16 Kasım 2016 Çarşamba

BİR HAYAT BİN BİR ANI



ANI : 138

16 Kasım  2016

Parunun güneyinde Nazcadayız.

Tam çöl iklimi,hiç sevmem.

Bir gece iki gündüz kaldık.

Yerden görmemiz imkansızımış İnka  uygarlığından bile eski olan bu çizimleri .

Dibine kadar gittik sen bari  gör diyorum arkadaşıma ben uçaktan korkarım, hele böyle küçük olanlarından.

Yok dedi sen gelmezsen ben de gitmem.

Bu yolculuğa çıkarken yükseklik korkumu yeneyim diye söz vermiştim.

Arjantin Patogonyadaki yarım saatlik telefirik turunda başarılı olmuştum.

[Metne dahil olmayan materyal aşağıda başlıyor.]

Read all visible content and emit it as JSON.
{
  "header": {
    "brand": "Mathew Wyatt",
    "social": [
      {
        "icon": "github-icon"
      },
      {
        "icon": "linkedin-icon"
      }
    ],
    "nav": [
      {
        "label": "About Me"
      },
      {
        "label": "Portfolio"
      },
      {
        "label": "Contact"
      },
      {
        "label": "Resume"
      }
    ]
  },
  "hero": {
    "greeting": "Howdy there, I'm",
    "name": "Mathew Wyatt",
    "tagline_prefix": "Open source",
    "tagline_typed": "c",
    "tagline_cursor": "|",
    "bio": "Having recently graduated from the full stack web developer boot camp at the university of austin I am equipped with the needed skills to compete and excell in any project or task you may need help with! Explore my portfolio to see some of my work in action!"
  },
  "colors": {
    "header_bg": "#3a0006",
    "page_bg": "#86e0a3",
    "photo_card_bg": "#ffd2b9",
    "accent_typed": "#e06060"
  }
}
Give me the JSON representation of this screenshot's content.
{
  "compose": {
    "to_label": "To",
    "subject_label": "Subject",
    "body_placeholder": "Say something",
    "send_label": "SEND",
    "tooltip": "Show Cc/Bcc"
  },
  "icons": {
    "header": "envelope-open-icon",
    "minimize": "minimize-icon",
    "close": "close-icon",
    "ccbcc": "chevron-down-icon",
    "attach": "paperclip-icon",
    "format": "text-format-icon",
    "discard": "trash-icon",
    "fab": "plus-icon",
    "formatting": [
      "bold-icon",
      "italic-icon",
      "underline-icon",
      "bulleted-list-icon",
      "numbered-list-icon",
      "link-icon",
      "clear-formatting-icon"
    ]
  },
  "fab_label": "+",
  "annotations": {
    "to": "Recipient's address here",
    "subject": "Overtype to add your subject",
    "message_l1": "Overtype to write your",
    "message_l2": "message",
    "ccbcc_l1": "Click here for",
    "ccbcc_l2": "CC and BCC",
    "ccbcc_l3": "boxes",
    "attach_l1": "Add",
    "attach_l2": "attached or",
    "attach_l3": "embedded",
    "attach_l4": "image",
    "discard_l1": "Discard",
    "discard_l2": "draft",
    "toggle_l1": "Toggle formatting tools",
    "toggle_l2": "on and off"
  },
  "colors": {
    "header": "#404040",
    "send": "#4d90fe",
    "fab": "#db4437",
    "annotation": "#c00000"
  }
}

Arkadaşım ısrar edince bir cesaret aldık turu sanırım seksen dolar cıvarındaydı.

Ardada pır pır uçaklar havalanıyor aynı rotada en fazla yirmi dakikada turluyor.

Beklentimiz gerçekleşmedi arkadaşımda ben de  çok korktuk havalanırken.

Kalkışta gözlerimizi kapadık ,duruşumuzun düz olmasını bekliyoruz pilot aynı zamanda rehber.

Pilot rehberimiz anlatıyor sağınızda şunu arkanızda bunu görüyorsunuz...

Dedik düz git biraz, yok dedi o zaman göremezsiniz hemde rüzgardan düz gidemiyoruz.

Uçak dört kişilik arkadaki gezginler çok mutlu.

Paramız boşa gitmesin gazıyla gözlerimizi açtık,akrobatik hareketlerle daireler çiziyoruz.

Ve inanılmaz ilk önce maymunu gördüm ve ondan sonra gözümü manzaradan ayırmadım.

Muhteşemm! Camdan kafamızı uzatarak çizgileri buluyor ve  haykırıyoruzz.

İnka uygarlığından kalma örümcek hariç tüm çizgileri net gördüm.

Kondor ,maymun ,astronot, kuş, üçgen,  üç parmaklı eller, geometrik çizgiler...

Bunların insan eliyle çizilmesi imkansız .

Bir hayalimi daha gerçekleştirmiş olarak otelimize döndük.